Dari berbagai proses
kemunculan perkembangan tafsir ‘Ilmi, terdapat beberapa isyarat ilmiah dalam
Al-Qur’an banyak sekali, diantaranya[10] yaitu; Reproduksi
manusia (surat al-Qiyamah ayat 37-39), kejadian alam semesta (surat al-Anbiya
ayat 30), awan (surat al-Nur ayat 43), kalender syamsiyah dan qomariyah (surat
al-Kahfi ayat 25), cahaya matahari bersumber dari dirinya dan cahaya bulan
merupakan pantulan (surat Yunus ayat 5 dan Nuh ayat 16), masa penyusunan ideal
dan masa kehamilan minimal (surat al-Baqarah ayat 233 dan al-Ahqaf ayat 15),
adanya apa yang dinamai nurani (superego) dan bawah sadar manusia (surat
al-Qiyamah ayat 14-15), asal kejadian cosmos (surat Fushilat ayat 11),
pembagian atom (surat Yunus ayat 61), perjodohan bagi semua benda atau makhluk
(surat al-Dzariyat ayat 49, surat Yasin ayat 36), selaput rahim (surat Zumar
ayat 6), penyerbukan dengan angin (surat al-Hijr ayat 22), sel-sel (benih
hidup) (surat al-‘Alaq ayat 1-2), penyelidikan dengan sidik jari manusia (surat
al-Qiyamah ayat 3-4).
Dari berbagai kandungan
di atas, maka corak penafsiran semacam ini memberikan kesempatan yang sangat
luas bagi para mufassir untuk mengembangkan berbagai potensi keilmuan yang
telah dan akan dibentuk dalam Al-Qur’an.
C. Kaidah penafsiran
dengan corak Ilmi
1.
Kaidah Kebahasaan
Kaidah kebahasaan
merupakan syarat mutlak bagi mereka yang ingin memahami Al-Qur’an.

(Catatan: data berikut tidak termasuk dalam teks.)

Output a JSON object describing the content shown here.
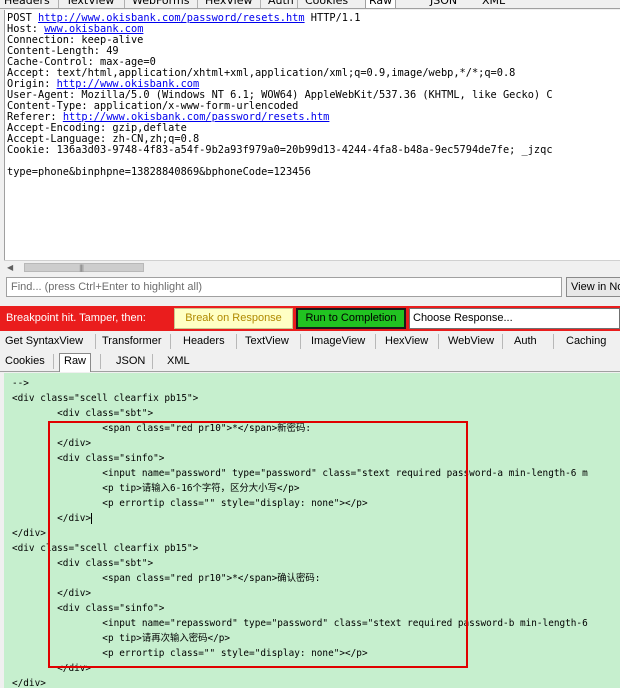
{
  "top_tabs": [
    "Headers",
    "TextView",
    "WebForms",
    "HexView",
    "Auth",
    "Cookies",
    "Raw",
    "JSON",
    "XML"
  ],
  "request": {
    "method": "POST",
    "url": "http://www.okisbank.com/password/resets.htm",
    "protocol": "HTTP/1.1",
    "host_label": "Host:",
    "host_value": "www.okisbank.com",
    "connection": "Connection: keep-alive",
    "content_length": "Content-Length: 49",
    "cache_control": "Cache-Control: max-age=0",
    "accept": "Accept: text/html,application/xhtml+xml,application/xml;q=0.9,image/webp,*/*;q=0.8",
    "origin_label": "Origin:",
    "origin_value": "http://www.okisbank.com",
    "user_agent": "User-Agent: Mozilla/5.0 (Windows NT 6.1; WOW64) AppleWebKit/537.36 (KHTML, like Gecko) C",
    "content_type": "Content-Type: application/x-www-form-urlencoded",
    "referer_label": "Referer:",
    "referer_value": "http://www.okisbank.com/password/resets.htm",
    "accept_encoding": "Accept-Encoding: gzip,deflate",
    "accept_language": "Accept-Language: zh-CN,zh;q=0.8",
    "cookie": "Cookie: 136a3d03-9748-4f83-a54f-9b2a93f979a0=20b99d13-4244-4fa8-b48a-9ec5794de7fe; _jzqc",
    "body": "type=phone&binphpne=13828840869&bphoneCode=123456"
  },
  "scrollbar": {
    "grip": "|||"
  },
  "find": {
    "placeholder": "Find... (press Ctrl+Enter to highlight all)",
    "view_in_label": "View in No"
  },
  "breakpoint": {
    "message": "Breakpoint hit. Tamper, then:",
    "break_on_response": "Break on Response",
    "run_to_completion": "Run to Completion",
    "choose_response": "Choose Response..."
  },
  "response_tabs_row1": [
    "Get SyntaxView",
    "Transformer",
    "Headers",
    "TextView",
    "ImageView",
    "HexView",
    "WebView",
    "Auth",
    "Caching"
  ],
  "response_tabs_row2": [
    "Cookies",
    "Raw",
    "JSON",
    "XML"
  ],
  "response_code": [
    "-->",
    "<div class=\"scell clearfix pb15\">",
    "        <div class=\"sbt\">",
    "                <span class=\"red pr10\">*</span>新密码:",
    "        </div>",
    "        <div class=\"sinfo\">",
    "                <input name=\"password\" type=\"password\" class=\"stext required password-a min-length-6 m",
    "                <p tip>请输入6-16个字符，区分大小写</p>",
    "                <p errortip class=\"\" style=\"display: none\"></p>",
    "        </div>",
    "</div>",
    "<div class=\"scell clearfix pb15\">",
    "        <div class=\"sbt\">",
    "                <span class=\"red pr10\">*</span>确认密码:",
    "        </div>",
    "        <div class=\"sinfo\">",
    "                <input name=\"repassword\" type=\"password\" class=\"stext required password-b min-length-6",
    "                <p tip>请再次输入密码</p>",
    "                <p errortip class=\"\" style=\"display: none\"></p>",
    "        </div>",
    "</div>"
  ]
}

Baik dari
segi bahasa Arabnya, dan ilmu yang terkait dengan bahasa seperti í’rab,
nahwu, tashrif, dan berbagai ilmu pendukung lainnya yang harus diperhatikan
oleh para mufassir.[11]
Kaidah kebahasaan
menjadi penting karena ada sebagian orang yang berusaha memberikan legitimasi
dari ayat-ayat Al-Qur’an terhadap penemuan ilmiah dengan mengabaikan kaidah
kebahasaan ini. Oleh karena itu, kaidah kebahasaan ini menjadi prioritas utama
ketika seseorang hendak menafsirkan Al-Qur’an dengan pendekatan apapun yang
digunakannya, terlebih dalam paradigma ilmiah.
2.
Memperhatikan Korelasi Ayat
Seorang mufasir yang
menonjolkan nuansa ilmiah disamping harus memperhatikan kaidah kebahasaan seperti
yang telah disebutkan, ia juga dituntut untuk memperhatikan korelasi ayat (munasabah
al-ayat) baik sebelum maupun sesudahnya. Mufasir yang tidak mengindahkan aspek ini tidak menutup kemungkinan akan
tersesat dalam memberikan pemaknaan terhadap Al-Qur’an. Sebab penyusunan
ayat-ayat Al-Qur’an tidak didasarkan pada kronologi masa turunnya, melainkan
didasarkan pada korelasi makna ayat-ayatnya, sehingga kandungan ayat-ayat
terdahulu selalu berkaitan dengan kandungan ayat kemudian. Sehingga dengan
mengabaikan korelasi ayat dapat menyesatkan pemahaman atas suatu teks.
3.
Berdasarkan Fakta Ilmiah yang Telah Mapan
Sebagai kitab suci yang
memiliki otoritas kebenaran mutlak, maka ia tidak dapat disejajarkan dengan
teori-teori ilmu pengetahuan yang bersifat relatif. Oleh karena itu, seorang
mufassir hendaknya tidak memberikan pemaknaan terhadap teks Al-Qur’an kecuali
dengan hakikat-hakikat atau kenyataan-kenyataan ilmiah yang telah mapan dan
sampai pada standar tidak ada penolakan atau perubahan pada pernyataan ilmiah tersebut,
serta berusaha menjauhkan dan tidak memaksakan teori-teori ilmiah dalam
menafsirkan Al-Qur’an. Fakta-fakta Al-Qur’an harus menjadi dasar dan landasan,
bukan menjadi objek penelitian karena harus menjadi rujukan adalah fakta-fakta
Al Qur’an, bukan ilmu yang bersifat eksperimental.
4.
Pendekatan Tematik
Corak tafsir ‘Ilmi pada awalnya adalah bagian dari metode tafsir tahlili
(analitik). Sehingga kajian tafsir ‘Ilmi pembahasannya lebih bersifat parsial
dan tidak mampu memberikan pemahaman yang utuh tentang suatu tema tertentu.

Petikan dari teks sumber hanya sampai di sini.